Homocysteine, Discovering Susceptibility To Many Chronic Health Problems

Homocysteine is made in the body from another amino acid, methionine. A high level is to do with fundamental processes within the human body apon which life depends. Methylation and methylation support through nutrition, B vitamins, and nutritional supplements is key to the prevention of a multitude of disease states such as heart disease, cancer, Alzheimer dementia, autoimmunity, bone density loss, stroke, etc.

Elevated homocysteine can speed up oxidative stress and aging, damage one’s arteries, weaken your immune system, damage your brain and lower your IQ, it may increase pain, inflammation and blood clotting risk, it increases a person’s risk for cancer and weakens detoxification, ages the brain faster, alters hormone metabolites and can lead to hormone related problems, it is also a marker of neurotransmitter or brain chemical metabolism.
I consider homocysteine testing critical for discovering susceptibility to many chronic health problems.

Everyone has homocysteine production within the body but when homocysteine levels get too high, as mentioned it can lead to many many health issues. Many lifestyles factors can influence your homocysteine levels, causing it to rise too high, including stress, poor diet, toxin exposure, and medications. Homocysteine can also increase with estrogen deficiency.

Your body has metabolic pathways to keep homocysteine levels in check – namely methylation. However, to have healthy methylation pathways, your body needs beneficial methyl donors – B vitamins in particular – from the foods you eat, which convert homocysteine to SAMe and glutathione. For this reason, high homocysteine levels can also be a consequence of poor absorption of B vitamins.

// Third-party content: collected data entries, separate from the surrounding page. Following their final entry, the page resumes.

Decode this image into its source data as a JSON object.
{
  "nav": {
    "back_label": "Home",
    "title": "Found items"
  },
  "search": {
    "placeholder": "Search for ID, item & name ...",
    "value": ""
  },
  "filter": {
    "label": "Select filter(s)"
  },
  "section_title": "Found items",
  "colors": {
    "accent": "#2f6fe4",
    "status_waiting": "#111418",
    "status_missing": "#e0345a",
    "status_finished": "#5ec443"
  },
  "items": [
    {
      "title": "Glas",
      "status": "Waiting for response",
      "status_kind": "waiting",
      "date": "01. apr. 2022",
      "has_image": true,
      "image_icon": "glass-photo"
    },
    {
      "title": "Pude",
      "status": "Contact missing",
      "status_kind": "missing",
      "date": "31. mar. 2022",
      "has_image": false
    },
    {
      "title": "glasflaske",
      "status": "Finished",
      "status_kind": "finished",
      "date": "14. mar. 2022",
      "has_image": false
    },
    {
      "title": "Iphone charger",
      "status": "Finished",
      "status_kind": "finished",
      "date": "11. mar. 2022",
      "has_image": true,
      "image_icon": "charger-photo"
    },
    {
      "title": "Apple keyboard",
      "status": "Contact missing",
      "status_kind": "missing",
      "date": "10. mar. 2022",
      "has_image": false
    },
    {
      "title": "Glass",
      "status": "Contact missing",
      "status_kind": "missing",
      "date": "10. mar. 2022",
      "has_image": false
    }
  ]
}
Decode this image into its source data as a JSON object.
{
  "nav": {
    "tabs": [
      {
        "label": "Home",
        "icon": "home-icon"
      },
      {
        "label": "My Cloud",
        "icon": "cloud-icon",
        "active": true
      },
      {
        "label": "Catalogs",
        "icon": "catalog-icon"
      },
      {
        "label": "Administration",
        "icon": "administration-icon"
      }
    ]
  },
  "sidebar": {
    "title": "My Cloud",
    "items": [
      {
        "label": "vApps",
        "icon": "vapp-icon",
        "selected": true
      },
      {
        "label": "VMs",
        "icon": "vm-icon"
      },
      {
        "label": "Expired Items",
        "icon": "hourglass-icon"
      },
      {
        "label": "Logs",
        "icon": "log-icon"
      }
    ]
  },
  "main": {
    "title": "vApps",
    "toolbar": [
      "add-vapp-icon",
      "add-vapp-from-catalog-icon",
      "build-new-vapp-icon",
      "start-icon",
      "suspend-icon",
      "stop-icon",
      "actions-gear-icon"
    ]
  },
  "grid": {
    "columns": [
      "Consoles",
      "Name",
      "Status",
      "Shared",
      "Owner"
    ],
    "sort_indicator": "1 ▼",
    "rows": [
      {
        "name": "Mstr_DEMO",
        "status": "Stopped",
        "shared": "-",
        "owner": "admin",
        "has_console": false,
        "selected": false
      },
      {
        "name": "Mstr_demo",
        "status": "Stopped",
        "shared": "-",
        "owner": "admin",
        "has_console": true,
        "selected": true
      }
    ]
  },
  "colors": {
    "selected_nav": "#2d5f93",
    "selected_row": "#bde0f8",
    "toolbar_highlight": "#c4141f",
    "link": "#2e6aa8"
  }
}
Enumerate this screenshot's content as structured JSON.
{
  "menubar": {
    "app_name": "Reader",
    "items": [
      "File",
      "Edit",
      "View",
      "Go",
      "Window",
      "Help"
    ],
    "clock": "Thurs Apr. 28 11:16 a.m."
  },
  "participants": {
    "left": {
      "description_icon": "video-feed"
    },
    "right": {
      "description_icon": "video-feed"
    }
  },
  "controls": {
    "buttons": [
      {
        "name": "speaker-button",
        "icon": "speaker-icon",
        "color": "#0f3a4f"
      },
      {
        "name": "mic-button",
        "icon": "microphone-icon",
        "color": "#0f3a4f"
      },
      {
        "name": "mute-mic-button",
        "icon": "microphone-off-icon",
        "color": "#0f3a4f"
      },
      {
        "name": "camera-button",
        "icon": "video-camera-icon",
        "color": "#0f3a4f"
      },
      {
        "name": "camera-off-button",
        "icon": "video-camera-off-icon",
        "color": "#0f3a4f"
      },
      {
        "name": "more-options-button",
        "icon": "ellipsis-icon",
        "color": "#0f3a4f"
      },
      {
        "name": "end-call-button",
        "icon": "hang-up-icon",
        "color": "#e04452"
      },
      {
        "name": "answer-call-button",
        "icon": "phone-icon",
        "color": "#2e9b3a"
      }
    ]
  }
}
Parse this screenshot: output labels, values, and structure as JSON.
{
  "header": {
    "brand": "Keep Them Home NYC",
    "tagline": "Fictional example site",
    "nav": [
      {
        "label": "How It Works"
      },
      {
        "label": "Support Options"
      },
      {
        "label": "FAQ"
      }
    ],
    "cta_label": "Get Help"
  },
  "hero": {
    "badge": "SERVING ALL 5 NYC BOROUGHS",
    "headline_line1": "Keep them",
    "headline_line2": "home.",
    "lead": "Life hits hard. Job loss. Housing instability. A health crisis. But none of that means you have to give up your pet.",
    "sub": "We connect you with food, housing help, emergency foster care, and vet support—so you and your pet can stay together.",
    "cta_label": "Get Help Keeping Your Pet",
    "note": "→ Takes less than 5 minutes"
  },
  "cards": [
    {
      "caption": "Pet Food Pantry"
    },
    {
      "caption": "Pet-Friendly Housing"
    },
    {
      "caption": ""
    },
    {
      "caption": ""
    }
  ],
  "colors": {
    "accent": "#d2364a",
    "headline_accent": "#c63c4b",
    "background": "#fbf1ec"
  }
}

Two of my favourite supplements to increase and improve methylation are the new quatrefolic version of folate and emothion (S-acetyl-glutathione) delivered orally for elevation of glutathione levels. The S-acetyl-glutathione is the best version for oral absorption.

Having good methylation and glutathionation in place equates to high probability of longevity and health.

SAMe (sulphated methionine) is another wonderful supplement that increases the availability of the neurotransmitters serotonin and dopamine, and protects our nerves and mood. . Glutathione is your body’s strongest antioxidant. Both methylation and glutathionation are essential for putting autoimmune reactions into remission. When your methyl donors are lacking, homocysteine accumulates in the body and further increases with estrogen deficiency, as well as with some long-term medications given to autoimmune patients.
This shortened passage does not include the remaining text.